Well at least that was the plan until Tradelink International advertised their current demonstrator for sale. Having driven this car before I knew its performance, it had loads of extras and the price was right. So I won`t be building it myself after all!
So we bought Birkin`s demonstrator car reg no. V474 VBD. We owned and drove this car for almost three years during which time we completed two se7ens.net tours, one in Scotland the other in Ireland. We also made a few minor alterations to the car, fitting harnesses and a fire extinguisher, but mostly we just enjoyed driving it. At first I found the performance a bit daunting, this was the first rear wheel drive car I had owned and the 160bhp combined with the lightweight chassis certainly made it the fastest car I had ever owned. However after a couple of years driving and some track time under my belt I had become used to the car and the inevitable upgraditis had set in.

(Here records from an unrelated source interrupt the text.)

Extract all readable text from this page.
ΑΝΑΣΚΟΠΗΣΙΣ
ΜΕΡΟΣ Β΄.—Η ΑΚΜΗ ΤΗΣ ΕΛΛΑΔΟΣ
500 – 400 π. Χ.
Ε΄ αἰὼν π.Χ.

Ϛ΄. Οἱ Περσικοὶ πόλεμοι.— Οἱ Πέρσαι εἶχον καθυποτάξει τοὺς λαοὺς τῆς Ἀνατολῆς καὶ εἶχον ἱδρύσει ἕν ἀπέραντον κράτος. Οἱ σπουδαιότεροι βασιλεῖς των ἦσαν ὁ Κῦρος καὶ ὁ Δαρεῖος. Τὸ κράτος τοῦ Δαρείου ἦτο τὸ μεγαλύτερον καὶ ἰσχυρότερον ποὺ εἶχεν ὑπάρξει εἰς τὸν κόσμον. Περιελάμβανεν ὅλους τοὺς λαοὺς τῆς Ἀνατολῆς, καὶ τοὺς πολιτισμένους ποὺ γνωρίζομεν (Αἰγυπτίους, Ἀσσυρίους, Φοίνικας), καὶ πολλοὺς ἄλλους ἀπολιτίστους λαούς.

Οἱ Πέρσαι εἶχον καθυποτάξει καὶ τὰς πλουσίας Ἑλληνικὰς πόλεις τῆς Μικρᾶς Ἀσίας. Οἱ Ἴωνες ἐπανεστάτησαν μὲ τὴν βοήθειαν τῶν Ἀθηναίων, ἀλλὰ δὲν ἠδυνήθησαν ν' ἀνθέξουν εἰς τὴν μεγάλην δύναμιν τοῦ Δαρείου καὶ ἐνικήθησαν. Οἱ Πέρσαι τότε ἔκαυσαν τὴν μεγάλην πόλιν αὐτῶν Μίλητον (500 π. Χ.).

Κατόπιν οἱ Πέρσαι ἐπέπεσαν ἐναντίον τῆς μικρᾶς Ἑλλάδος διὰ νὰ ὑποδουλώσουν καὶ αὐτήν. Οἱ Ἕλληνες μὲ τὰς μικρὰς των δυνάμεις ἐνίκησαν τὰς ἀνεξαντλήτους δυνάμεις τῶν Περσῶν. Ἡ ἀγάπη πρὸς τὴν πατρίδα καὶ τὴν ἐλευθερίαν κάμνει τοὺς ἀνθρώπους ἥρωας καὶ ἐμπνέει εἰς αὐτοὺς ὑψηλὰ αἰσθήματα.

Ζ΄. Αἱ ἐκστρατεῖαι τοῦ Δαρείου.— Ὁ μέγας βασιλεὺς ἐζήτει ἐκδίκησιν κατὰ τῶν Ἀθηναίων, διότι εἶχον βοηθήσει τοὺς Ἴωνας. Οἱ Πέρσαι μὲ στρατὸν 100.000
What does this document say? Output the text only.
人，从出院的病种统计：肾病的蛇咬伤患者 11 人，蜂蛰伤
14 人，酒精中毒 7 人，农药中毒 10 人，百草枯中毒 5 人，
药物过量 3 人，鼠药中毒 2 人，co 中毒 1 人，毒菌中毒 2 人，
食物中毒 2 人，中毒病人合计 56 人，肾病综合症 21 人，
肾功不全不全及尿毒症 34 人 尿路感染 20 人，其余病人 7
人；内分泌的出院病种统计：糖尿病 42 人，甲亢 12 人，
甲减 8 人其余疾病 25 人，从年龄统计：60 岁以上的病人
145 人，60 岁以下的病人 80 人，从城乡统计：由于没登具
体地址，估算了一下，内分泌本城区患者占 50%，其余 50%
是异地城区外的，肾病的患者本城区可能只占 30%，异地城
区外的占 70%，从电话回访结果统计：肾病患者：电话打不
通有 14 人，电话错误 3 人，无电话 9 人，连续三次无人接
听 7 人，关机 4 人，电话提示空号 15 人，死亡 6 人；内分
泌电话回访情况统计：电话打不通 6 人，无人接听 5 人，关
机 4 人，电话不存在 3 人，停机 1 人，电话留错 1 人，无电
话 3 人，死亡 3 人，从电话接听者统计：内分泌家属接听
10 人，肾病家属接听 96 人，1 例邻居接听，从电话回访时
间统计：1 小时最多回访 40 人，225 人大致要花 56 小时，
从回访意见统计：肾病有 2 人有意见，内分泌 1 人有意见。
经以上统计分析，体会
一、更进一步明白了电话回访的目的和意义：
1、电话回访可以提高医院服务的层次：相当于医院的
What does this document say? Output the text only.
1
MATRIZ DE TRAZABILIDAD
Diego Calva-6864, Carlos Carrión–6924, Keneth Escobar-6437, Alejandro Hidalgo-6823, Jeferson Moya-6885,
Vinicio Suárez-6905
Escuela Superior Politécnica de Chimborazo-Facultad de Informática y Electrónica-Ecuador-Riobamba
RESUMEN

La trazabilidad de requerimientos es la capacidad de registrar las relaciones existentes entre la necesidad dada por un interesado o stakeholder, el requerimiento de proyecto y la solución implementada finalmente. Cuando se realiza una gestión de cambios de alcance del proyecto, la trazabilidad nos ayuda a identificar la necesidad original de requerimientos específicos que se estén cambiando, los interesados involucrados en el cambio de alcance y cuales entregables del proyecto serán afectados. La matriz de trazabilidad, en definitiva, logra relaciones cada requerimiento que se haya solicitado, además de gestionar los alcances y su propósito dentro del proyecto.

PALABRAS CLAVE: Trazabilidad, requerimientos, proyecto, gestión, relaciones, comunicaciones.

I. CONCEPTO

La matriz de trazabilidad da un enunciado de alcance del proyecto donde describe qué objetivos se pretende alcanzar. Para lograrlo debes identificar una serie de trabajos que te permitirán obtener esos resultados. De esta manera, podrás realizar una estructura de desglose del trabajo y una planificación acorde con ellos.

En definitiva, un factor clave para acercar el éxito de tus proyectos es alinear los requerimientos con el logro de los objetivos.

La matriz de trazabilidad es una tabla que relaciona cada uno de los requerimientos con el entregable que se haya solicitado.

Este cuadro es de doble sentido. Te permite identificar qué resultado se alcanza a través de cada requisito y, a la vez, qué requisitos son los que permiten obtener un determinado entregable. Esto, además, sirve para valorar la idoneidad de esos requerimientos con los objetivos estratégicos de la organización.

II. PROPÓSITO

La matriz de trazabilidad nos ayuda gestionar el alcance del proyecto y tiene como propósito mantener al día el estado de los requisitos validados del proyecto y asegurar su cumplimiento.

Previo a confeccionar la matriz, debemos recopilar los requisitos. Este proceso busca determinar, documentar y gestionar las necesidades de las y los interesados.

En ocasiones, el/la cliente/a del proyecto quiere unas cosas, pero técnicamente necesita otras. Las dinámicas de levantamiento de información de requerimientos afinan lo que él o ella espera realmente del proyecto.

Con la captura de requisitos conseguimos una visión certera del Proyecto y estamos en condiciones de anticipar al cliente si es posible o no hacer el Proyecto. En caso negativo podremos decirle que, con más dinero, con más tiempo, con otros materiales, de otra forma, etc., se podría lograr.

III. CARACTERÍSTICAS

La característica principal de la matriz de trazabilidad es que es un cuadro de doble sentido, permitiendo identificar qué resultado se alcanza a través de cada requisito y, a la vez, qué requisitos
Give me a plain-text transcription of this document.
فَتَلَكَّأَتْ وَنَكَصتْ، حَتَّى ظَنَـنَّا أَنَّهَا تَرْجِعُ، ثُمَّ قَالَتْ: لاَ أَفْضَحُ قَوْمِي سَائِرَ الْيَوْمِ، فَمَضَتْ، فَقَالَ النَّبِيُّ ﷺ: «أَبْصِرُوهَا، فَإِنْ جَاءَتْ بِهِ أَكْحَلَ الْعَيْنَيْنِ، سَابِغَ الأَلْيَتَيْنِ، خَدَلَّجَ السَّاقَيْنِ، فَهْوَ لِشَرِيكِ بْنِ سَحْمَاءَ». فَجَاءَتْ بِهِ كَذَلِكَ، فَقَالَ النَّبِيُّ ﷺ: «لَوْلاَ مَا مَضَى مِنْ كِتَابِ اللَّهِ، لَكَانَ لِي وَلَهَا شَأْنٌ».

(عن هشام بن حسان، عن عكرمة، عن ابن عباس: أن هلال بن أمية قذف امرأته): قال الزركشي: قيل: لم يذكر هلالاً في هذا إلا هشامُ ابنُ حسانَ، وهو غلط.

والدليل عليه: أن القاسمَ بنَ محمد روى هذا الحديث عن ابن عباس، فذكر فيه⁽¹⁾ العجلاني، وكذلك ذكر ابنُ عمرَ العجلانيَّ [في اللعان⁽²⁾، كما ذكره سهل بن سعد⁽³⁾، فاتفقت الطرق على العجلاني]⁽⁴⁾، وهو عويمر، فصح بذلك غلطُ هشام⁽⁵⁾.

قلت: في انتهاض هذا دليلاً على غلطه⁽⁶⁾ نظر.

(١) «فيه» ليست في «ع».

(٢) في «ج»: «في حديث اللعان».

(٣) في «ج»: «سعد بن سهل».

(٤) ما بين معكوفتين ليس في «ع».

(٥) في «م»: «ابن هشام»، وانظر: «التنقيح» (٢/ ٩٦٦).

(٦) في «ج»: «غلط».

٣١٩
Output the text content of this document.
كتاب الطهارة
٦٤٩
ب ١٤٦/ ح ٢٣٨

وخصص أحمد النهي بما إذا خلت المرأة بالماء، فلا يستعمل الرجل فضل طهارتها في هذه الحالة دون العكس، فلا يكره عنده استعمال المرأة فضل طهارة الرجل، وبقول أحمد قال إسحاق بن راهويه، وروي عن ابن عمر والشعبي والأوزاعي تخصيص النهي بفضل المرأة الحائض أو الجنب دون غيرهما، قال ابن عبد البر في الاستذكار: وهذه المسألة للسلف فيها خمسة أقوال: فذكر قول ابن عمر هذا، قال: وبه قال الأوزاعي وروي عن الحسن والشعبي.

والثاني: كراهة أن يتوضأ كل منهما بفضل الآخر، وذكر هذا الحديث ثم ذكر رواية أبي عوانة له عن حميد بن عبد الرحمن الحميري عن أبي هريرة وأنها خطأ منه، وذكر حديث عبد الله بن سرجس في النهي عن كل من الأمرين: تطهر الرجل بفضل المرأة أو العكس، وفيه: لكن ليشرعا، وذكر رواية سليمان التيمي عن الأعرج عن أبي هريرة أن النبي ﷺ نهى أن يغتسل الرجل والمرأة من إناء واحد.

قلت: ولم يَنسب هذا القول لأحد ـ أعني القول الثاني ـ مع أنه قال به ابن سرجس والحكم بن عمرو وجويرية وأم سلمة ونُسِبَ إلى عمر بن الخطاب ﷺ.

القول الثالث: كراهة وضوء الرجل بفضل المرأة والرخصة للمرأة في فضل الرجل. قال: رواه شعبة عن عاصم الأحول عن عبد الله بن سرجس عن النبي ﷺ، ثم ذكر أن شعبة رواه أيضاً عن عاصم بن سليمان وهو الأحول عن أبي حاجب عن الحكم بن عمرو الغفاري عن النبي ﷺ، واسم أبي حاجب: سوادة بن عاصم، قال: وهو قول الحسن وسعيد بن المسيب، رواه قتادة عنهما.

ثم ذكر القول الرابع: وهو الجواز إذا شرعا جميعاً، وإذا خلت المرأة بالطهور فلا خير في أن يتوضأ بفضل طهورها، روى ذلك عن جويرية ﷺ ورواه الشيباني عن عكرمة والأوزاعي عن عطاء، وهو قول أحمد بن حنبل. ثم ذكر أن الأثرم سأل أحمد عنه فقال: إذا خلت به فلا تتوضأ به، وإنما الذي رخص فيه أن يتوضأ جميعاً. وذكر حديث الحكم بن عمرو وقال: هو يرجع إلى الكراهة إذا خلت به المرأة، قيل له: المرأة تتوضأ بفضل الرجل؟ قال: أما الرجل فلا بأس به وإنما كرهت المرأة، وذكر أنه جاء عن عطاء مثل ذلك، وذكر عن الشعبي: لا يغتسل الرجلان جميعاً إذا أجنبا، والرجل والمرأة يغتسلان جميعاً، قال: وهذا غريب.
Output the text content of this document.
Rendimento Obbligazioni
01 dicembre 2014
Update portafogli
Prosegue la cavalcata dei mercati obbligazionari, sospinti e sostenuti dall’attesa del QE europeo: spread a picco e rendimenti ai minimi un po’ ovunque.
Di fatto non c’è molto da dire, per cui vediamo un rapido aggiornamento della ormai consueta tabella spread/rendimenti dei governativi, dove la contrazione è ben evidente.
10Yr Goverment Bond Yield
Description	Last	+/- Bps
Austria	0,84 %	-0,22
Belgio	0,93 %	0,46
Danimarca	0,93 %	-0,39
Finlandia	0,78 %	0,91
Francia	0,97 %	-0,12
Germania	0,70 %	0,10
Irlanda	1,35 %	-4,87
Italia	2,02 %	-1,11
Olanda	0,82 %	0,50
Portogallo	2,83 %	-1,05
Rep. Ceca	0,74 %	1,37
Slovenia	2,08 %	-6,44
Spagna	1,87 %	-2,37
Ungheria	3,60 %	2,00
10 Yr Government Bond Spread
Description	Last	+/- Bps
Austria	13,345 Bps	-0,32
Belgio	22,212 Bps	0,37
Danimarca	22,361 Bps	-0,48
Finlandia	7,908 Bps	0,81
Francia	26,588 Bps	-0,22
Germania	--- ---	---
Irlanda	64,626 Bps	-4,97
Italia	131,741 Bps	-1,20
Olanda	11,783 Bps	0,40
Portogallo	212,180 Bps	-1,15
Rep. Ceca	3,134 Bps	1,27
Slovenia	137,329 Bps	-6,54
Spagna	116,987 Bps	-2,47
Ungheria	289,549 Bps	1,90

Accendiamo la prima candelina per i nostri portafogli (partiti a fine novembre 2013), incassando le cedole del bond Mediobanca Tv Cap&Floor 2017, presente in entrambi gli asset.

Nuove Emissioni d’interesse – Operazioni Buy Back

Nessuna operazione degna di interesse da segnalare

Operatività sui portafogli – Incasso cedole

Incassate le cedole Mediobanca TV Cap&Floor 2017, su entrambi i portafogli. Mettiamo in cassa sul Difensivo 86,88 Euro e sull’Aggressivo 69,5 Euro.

I started to think about what upgrades I could make. The main problems with the car were grip and stopping power. I knew if I could improve those I could get my lap times down. Grip was easy, a set of Yokohama A032R tyres would sort that out. I was also loosing time on track from not being able to get the power down exiting corners, to sort this out a Quaife ATB LSD was required. The standard brakes on the Birkin work well enough but they don`t have much feel. Birkin had introduced a four pot caliper for the front which could be fitted to my car to improve braking feel. However I now craved more power and had spoken to Dave Andrews at DVA Power about a cam upgrade and some headwork on the zetec to take me up to 200bhp.
It was with all this in mind that I set off to the Autosport Show in 2003, hopefully to come back knowing where I was going. I had also considered trading my car in for a new Birkin kit as it would already have the new brakes along with other upgraded items like seats, electrics etc. So off I went to the Birkin stand at the show and what I saw was to change my plans completely. On the stand they had a new Birkin S3 with independant rear suspension, powered by a Ford duratec pumping out 190bhp in standard tune. It was also fitted with a beautifully made roll cage by Safety Devices. I knew there and then that this was what I wanted. Of course this car was only a prototype and the duratec was in its early stages as a performance engine so this wouldn`t happen overnight.
I needed to keep my old car until May 2003 as I was touring Ireland in it. After that it went on sale and was eventually sold in November 2003 to the Birkin dealer in Italy and then on to one of his customers. I could now place my order for the new car. This new website picks up the story of the new car......
...........or at least it should have. After numerous delays with Birkin I eventually decided that I could not wait for the new IRS car particularly as we were now booked to go on the USA2005 tour. So in a last minute change of plan we ordered a Caterham starter kit to which we could fit the duratec engine which was already bought and being developed.